The filing in a federal court in Delaware on Friday includes FTX’s US entity, Bankman-Fried’s proprietary trading group Alameda Research, and about 130 affiliated companies.
The collapse of FTX comes after a whirlwind 10 days in which Bankman-Fried desperately sought billions of dollars to save his company after customers rushed to pull their assets out of the business following concerns surrounding its financial health and links between the exchange and Alameda, also founded by Bankman-Fried.
Bankman-Fried also resigned as chief executive and will be replaced by John J Ray III, a restructuring specialist who oversaw the Enron and Nortel Networks bankruptcy cases.
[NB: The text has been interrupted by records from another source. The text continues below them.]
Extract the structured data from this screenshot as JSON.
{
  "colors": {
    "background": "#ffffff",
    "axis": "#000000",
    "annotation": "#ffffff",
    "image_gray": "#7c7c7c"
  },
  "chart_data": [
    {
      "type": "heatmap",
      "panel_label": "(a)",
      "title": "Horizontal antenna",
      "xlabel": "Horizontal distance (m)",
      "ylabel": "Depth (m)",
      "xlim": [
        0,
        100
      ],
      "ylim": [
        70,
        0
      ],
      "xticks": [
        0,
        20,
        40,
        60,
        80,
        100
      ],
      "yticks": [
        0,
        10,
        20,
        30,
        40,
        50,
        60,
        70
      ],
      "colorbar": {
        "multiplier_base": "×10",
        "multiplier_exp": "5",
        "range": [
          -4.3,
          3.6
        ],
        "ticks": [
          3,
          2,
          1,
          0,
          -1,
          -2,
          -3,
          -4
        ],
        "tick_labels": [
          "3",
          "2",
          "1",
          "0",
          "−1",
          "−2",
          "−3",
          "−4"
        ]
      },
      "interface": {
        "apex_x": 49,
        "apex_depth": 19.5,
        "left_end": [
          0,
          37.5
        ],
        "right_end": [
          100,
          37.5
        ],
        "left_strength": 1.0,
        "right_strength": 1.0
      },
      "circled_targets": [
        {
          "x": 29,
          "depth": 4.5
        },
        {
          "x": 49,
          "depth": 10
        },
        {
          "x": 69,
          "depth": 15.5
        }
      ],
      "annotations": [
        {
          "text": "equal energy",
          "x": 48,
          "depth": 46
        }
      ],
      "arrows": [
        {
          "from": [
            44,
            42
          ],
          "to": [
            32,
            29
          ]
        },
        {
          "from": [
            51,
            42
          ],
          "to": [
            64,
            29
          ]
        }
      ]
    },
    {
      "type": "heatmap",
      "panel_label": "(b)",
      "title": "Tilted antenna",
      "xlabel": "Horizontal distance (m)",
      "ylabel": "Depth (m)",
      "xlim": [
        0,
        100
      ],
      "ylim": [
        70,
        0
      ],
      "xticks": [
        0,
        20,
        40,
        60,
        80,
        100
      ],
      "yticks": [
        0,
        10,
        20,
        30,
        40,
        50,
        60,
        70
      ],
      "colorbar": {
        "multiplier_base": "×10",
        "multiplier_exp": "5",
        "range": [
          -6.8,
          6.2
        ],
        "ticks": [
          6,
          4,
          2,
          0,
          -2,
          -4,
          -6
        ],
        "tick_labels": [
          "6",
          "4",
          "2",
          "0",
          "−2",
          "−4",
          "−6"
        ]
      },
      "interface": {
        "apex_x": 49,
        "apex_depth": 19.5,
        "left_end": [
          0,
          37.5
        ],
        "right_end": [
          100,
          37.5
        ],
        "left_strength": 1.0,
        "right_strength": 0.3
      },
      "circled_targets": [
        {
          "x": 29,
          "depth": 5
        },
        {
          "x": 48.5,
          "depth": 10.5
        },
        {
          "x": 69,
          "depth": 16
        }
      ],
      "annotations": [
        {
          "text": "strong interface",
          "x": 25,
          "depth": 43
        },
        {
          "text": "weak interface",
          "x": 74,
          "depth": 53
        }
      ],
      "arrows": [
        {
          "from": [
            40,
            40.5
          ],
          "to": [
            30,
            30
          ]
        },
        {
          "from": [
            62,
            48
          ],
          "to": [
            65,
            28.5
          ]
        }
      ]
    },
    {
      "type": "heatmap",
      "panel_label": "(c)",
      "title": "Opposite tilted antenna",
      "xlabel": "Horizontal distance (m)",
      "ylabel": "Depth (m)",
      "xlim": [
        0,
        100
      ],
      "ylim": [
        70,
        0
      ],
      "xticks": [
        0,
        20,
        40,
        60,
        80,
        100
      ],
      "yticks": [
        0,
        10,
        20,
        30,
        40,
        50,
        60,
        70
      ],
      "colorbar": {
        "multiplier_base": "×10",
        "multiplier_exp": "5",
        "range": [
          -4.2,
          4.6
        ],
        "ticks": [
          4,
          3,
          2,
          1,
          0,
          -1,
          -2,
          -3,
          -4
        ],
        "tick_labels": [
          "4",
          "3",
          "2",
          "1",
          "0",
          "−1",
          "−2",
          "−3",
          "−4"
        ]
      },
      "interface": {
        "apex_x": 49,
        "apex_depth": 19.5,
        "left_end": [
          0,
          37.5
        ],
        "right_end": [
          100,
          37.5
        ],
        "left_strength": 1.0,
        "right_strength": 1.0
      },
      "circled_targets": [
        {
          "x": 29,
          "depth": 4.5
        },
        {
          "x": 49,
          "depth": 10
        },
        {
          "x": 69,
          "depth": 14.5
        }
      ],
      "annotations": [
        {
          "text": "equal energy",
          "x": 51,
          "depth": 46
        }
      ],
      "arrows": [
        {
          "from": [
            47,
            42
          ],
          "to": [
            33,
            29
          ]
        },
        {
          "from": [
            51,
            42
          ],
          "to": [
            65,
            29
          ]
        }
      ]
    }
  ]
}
“The immediate relief of Chapter 11 is appropriate to provide the FTX Group the opportunity to assess its situation and develop a process to maximize recoveries for stakeholders,” Ray said, adding that the company had “valuable assets that can only be effectively administered in an organized, joint process.”
Bankman-Fried will “remain to assist in an orderly transition,” FTX said in a statement on Friday.
In just over three years, FTX had secured a $32 billion valuation and had wooed a roster of blue-chip investors including Paradigm, SoftBank, Sequoia Capital, and Singapore’s Temasek. Venture capital firms Sequoia and Paradigm have in recent days marked their investment down to zero.
Bankman-Fried, who was one of crypto’s most known faces, had in recent days sought $6 billion to $8 billion to stem a liquidity crunch. The 30-year-old had apologized on Thursday for the crisis that engulfed his company: “I’m sorry. That’s the biggest thing. I fucked up, and should have done better.”
FTX Digital Markets Ltd, the group’s Bahamian subsidiary, is not included in the bankruptcy proceedings. The Securities Commission of The Bahamas took action on Thursday against the entity. No assets belonging to the subsidiary can be transferred without the approval of a provisional liquidator.
LedgerX, a regulated US futures exchange, and a subsidiary in Australia are among other units not included in the filing. The group’s Australian business was placed into administration while Japanese watchdogs indefinitely suspended local operations of FTX’s international platform.